Menurutnya, langkah Tere mengundurkan diri dari DPR dan Partai Demokrat pada 21 Mei 2012 lalu, menunjukkan bentuk tanggung jawab. "Memilih mundur sebagai anggota Dewan daripada tidak dapat berbuat maksimal sebagai wakil rakyat," pungkasnya.
Arya berharap masyarakat, LSM ataupun pemerhati parlemen dapat membuat indeks prestasi atau kinerja anggota DPR. Indeks itu dapat menjadi ukuran keberhasilan setiap anggota DPR.
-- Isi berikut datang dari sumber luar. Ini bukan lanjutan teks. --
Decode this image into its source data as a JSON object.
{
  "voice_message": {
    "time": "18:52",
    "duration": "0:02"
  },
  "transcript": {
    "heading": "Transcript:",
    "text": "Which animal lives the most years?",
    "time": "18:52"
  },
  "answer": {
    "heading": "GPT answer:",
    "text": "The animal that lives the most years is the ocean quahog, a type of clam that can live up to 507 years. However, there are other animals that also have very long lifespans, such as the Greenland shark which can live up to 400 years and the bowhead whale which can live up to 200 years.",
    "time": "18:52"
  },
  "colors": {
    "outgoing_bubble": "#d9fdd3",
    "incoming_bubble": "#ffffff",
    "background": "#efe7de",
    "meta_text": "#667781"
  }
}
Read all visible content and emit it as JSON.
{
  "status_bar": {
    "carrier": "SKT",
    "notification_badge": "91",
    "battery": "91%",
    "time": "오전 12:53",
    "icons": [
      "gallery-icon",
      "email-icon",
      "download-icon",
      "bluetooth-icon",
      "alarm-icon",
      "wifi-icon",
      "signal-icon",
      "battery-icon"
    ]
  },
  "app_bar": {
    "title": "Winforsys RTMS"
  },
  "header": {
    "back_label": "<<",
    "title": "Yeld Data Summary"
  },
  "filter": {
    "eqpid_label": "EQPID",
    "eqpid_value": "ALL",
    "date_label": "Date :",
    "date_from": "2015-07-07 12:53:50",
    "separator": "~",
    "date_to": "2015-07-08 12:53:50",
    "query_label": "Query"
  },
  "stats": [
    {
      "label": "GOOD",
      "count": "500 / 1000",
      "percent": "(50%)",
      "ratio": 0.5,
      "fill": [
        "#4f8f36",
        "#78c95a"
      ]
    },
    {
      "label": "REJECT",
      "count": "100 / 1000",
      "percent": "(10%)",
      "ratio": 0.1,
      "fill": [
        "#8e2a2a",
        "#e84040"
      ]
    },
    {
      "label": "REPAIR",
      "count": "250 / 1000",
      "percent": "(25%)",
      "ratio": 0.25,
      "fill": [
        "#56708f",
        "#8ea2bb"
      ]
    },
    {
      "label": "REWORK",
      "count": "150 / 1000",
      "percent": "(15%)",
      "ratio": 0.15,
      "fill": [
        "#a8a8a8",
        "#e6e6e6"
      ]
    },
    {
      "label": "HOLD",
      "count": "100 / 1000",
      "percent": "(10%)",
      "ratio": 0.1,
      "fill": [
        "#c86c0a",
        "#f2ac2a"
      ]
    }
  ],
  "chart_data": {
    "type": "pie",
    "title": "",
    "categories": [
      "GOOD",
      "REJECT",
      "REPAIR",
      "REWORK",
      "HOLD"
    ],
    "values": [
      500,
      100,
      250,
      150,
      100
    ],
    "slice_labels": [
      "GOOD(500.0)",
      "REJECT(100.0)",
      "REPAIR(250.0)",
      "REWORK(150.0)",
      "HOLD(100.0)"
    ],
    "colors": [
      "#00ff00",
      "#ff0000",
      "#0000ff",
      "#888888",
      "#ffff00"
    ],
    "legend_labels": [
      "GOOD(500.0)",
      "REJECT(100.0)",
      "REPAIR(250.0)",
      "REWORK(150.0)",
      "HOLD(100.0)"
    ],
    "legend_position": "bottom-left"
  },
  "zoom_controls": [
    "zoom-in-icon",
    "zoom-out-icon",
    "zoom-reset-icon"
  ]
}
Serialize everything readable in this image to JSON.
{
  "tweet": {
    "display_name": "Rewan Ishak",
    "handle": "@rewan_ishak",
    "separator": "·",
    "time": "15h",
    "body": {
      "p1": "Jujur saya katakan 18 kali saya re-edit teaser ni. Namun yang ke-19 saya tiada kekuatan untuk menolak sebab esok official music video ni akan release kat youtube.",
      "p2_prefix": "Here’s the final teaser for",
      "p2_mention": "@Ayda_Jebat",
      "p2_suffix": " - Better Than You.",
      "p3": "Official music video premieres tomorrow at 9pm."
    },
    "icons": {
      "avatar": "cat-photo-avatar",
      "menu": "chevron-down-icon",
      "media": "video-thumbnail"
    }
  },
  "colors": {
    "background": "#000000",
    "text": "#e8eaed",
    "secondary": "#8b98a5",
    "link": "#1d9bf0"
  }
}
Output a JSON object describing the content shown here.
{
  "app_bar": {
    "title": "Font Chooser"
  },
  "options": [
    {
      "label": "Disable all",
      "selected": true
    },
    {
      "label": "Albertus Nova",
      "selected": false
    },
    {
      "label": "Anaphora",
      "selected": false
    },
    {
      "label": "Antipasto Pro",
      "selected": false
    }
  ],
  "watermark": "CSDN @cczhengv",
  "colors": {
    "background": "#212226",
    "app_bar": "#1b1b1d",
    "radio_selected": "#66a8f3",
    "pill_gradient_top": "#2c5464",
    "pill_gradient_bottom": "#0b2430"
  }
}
"Bila anggota DPR gagal memenuhi indeks tersebut atau pencapaian kinerjanya di bawah rata-rata dapat diusulkan kepada partai untuk di PAW. Atau bisa juga partai membuat indeks prestasi atau kinerja," sambungnya.
Dengan adanya indeks itu, setiap anggota DPR, sebut Arya akan berusaha semaksimal mungkin untuk berbuat yang terbaik terkait perannya sebagai anggota dewan.